While many engineers may seek to design out air conditioning there are still many buildings where this remains the only option for maintaining comfort levels. So the important thing is to ensure that it's efficient, says Dean Ward.
For some years now, air conditioning has been seen as the bête noire of energy efficiency in buildings, and building services engineers have been encouraged to avoid mechanical cooling wherever possible. The fact is, though, that high internal heat gains from office equipment and increased staff density means that natural ventilation simply won't maintain comfort levels in most commercial premises.

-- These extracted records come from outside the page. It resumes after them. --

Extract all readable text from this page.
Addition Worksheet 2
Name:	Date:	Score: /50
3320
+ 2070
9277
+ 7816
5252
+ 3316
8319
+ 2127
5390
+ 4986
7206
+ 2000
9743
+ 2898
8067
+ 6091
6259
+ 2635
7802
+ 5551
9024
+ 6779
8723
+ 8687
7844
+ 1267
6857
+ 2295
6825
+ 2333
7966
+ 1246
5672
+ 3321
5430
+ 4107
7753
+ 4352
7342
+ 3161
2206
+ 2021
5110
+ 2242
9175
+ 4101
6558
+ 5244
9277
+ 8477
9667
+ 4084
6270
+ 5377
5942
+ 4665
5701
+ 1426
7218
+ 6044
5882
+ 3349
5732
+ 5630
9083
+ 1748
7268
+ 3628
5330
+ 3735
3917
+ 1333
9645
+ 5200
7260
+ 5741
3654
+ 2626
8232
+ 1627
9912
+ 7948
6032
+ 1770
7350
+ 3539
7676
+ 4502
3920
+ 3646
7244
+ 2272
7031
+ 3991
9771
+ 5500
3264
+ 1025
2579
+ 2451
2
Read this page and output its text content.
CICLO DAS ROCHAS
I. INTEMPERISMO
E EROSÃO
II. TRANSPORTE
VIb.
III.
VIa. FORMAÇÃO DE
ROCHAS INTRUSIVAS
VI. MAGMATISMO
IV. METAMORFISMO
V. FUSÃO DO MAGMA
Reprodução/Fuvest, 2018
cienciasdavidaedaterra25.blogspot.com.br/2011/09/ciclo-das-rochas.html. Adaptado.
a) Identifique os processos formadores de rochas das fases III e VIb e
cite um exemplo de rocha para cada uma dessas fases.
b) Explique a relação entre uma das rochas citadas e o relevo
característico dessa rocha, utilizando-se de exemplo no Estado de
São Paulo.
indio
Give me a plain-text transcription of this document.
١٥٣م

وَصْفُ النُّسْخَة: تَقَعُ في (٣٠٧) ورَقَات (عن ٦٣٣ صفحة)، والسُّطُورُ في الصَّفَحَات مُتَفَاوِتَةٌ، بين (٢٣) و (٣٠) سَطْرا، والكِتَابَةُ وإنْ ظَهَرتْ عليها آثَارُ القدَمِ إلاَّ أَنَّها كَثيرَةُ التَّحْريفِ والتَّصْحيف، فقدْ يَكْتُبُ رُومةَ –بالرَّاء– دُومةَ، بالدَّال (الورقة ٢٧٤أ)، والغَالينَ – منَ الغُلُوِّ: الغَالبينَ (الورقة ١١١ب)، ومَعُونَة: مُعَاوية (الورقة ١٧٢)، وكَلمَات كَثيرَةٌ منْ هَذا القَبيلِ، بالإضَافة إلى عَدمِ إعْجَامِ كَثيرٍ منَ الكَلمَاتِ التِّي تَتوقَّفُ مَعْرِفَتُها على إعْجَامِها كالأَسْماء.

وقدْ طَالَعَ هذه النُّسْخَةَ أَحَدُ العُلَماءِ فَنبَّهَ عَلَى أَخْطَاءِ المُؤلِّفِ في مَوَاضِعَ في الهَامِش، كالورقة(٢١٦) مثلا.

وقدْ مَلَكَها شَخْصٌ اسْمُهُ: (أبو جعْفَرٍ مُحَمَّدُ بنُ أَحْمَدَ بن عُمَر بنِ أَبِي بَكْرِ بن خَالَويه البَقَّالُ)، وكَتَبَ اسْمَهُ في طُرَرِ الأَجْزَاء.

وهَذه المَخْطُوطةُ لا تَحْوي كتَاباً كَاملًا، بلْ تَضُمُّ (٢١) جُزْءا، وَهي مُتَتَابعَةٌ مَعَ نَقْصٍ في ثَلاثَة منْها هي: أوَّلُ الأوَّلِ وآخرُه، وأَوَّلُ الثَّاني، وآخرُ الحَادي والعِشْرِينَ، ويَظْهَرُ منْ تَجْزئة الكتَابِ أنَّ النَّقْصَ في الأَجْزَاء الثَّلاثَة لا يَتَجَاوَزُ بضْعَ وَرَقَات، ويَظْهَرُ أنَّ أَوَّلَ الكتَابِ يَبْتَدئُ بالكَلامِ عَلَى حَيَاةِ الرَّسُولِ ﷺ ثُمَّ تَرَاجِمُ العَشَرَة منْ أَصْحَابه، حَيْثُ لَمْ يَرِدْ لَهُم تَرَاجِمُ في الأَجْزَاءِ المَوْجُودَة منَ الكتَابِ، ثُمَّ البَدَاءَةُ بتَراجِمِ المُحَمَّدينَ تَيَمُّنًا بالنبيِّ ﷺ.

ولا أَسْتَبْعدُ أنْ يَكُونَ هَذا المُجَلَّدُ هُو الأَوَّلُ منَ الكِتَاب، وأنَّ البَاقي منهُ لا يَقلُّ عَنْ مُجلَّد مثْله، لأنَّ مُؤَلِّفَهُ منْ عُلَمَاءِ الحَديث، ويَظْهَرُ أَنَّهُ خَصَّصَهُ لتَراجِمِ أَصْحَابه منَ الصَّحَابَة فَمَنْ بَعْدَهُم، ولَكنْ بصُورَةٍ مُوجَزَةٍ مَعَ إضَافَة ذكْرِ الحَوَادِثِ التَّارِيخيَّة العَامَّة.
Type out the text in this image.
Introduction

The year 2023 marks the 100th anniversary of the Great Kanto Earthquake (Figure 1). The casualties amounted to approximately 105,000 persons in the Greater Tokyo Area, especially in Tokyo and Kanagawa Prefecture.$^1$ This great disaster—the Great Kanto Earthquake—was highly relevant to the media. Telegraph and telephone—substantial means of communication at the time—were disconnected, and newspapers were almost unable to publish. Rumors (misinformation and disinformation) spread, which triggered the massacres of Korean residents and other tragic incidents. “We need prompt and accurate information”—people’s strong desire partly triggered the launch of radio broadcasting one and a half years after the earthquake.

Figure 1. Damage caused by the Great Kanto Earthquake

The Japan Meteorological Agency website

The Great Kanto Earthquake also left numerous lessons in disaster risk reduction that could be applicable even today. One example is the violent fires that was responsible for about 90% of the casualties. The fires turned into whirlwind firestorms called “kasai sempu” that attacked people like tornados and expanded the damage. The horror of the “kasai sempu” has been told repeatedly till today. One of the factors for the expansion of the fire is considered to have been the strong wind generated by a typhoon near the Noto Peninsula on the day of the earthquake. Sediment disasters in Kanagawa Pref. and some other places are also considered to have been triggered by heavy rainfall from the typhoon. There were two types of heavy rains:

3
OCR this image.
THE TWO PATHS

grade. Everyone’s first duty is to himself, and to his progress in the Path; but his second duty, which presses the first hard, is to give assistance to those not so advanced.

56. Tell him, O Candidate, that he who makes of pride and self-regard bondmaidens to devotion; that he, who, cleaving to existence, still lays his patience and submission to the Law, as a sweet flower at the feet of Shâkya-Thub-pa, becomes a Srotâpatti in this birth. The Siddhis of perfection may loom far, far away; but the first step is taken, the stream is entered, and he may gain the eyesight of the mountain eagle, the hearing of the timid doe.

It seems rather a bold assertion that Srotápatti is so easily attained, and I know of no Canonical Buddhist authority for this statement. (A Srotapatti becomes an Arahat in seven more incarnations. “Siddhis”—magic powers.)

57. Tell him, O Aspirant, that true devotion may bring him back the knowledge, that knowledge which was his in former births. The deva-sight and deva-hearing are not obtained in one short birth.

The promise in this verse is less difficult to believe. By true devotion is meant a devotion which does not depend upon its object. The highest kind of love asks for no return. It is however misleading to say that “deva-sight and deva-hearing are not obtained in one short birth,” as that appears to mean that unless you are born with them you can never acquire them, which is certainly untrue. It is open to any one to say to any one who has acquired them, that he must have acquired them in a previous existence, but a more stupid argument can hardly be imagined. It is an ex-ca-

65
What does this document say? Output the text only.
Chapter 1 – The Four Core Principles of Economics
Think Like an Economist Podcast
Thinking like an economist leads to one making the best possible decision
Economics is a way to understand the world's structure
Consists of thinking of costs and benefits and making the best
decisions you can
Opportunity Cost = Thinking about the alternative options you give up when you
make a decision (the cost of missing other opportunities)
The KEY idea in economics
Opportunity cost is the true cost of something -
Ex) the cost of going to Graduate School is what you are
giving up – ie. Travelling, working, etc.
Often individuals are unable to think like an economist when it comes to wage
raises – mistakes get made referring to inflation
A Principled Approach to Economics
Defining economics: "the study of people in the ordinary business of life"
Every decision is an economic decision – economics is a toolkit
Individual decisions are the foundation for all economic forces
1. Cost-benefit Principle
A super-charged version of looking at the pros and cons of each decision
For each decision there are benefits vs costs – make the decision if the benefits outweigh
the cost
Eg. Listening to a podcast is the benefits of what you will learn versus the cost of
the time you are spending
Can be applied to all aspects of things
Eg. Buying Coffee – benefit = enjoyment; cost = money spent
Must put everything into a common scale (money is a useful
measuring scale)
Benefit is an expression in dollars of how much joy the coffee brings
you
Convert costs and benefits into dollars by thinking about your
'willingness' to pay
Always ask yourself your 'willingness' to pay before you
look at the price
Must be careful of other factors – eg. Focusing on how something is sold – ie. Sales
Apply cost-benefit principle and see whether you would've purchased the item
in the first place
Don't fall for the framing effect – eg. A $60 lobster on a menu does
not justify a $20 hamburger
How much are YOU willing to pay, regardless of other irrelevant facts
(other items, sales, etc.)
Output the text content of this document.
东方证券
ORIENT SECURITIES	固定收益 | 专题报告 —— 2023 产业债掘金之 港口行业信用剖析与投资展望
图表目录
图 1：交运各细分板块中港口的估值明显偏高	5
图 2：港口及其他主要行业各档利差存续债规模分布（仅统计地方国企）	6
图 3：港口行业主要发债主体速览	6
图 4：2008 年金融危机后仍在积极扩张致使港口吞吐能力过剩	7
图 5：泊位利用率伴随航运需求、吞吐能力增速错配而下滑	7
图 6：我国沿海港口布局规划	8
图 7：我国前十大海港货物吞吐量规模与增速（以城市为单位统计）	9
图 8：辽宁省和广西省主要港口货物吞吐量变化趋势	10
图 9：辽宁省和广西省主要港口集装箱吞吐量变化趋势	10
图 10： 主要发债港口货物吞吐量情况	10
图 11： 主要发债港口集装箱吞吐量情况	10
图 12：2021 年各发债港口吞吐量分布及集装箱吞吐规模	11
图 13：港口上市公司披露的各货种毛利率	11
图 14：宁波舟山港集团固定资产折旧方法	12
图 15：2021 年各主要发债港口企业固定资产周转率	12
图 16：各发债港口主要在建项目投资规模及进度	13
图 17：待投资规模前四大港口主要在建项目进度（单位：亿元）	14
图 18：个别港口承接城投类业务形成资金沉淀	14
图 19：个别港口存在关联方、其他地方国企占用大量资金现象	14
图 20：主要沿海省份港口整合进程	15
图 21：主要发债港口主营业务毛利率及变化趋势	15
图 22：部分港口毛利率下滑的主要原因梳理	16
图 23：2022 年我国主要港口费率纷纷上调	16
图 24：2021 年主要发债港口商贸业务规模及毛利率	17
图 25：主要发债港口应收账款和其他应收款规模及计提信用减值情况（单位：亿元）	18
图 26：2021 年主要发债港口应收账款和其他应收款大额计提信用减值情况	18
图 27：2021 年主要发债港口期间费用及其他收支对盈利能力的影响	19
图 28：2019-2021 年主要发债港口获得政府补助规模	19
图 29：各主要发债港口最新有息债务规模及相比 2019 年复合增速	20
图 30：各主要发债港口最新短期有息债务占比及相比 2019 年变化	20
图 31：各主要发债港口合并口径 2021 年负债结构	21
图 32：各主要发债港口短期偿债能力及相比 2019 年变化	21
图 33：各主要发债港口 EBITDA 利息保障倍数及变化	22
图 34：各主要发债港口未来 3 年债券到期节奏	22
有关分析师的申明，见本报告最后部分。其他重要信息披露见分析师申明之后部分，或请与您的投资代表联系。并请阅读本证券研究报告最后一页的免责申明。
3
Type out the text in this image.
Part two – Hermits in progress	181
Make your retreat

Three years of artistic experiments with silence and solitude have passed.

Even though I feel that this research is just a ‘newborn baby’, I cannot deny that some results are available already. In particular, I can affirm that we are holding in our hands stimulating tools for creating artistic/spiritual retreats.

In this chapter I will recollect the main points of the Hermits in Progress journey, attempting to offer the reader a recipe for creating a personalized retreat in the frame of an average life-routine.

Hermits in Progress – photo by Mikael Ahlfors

Clearly, this presents a dilemma for those who want to increase energy efficiency in buildings and reduce carbon emissions. And the air conditioning industry has been working hard to develop newer technologies to help achieve acceptable comfort levels with minimum energy consumption. Building services specifiers, therefore, need to be aware of the technologies that are now available and how they can be combined with well-designed systems for maximum energy benefits.
Leveraging benefits
In this respect it's important to stress that the design of the system is essential in taking full advantage of new technologies, so that the two work in harmony. For example, a chiller may be designed to facilitate free cooling, but it is the design and control of the system that leverage the potential benefits and turn them into reality.
So, for instance, there are now chiller designs that enable some free cooling at ambient temperatures as high as 15 deg C, giving a greatly improved ESEER (European Seasonal Energy Efficiency Ratio). In fact, where chillers are operating 24 hours a day, the energy savings through free cooling can be as high as 35 per cent over the course of the year.
Here, the set point temperature in the space makes a significant difference to the number of hours that free cooling can be exploited through the year. Thus, raising the set point in the conditioned space by as little as 1 deg C, which is unlikely to be noticed by occupants, will greatly increase the hours of free cooling available.
Similarly, raising the flow temperature of the chilled water facilitates free cooling and though higher volumes of air will be required to achieve set point temperature, the savings on cooling in a properly configured system will more than compensate for the extra fan power required. And the higher return water temperatures may enable heat recovery for use elsewhere in the building - perhaps to increase the efficiency of an air-source heat pump.
Another relatively new technology that building services engineers can use to good effect is the Turbocor centrifugal compressor, which is now being used in some air-cooled and water-cooled chillers. This compressor is variable-speed-controlled and highly responsive to variations in cooling demand, so that the ESEER can be greatly improved - an ESEER of up to 9.0 has been demonstrated during field tests.
In addition, Turbocor compressors use magnetic bearings, so there is no physical contact between moving parts, which eliminates wear and tear and reduces noise and vibration. This characteristic greatly reduces maintenance requirements and overall life cycle costs.
In other circumstances, scroll compressors may be the preferred choice as they also offer efficient part-load performance. In the past, scroll compressor chillers have been restricted to relatively small projects but multiple scroll compressor chillers are now able to offer cooling capacities as high as 1MW, with very precise step adjustment.
Facilitate free cooling
Alternatively, semi-hermetic screw compressor chillers may be the most appropriate solution for a particular project and, again, some of these are able to facilitate free cooling and efficient operation at part-loads. So, as noted earlier, the key thing is to choose the compressor technology that is best suited to the particular requirements of the project.
Looking beyond the compressors, there are other recent developments that can further contribute to the overall efficiency of the system, so it really is important to take a holistic view. A case in point is the efficiency of heat exchange in the chiller and there are now new micro-channel condensing coils that use parallel flows to increase heat exchange performance by up to 35 per cent compared to traditional coils. So if these are combined with efficient compressors, such as Turbocor, the overall efficiency of the system will be greatly improved.
Of course, there are many other considerations, such as dc or ec fan motors, control options and energy-saving defrost cycles - all of which serve to improve overall efficiency and reduce carbon emissions. And, with modular chillers, it's often possible to 'mix and match' key features in a tailored solution that gives the best performance within any constraints that may apply, such as budgets.
However, if you're unaware of all of the options that are available you may well miss out on some of these opportunities to add value for the end client while also minimising environmental impact. Keeping abreast of developments, and working with suppliers that are able to offer a wide range of technologies backed by specialist expertise is the best way to deliver a system that meets all the criteria.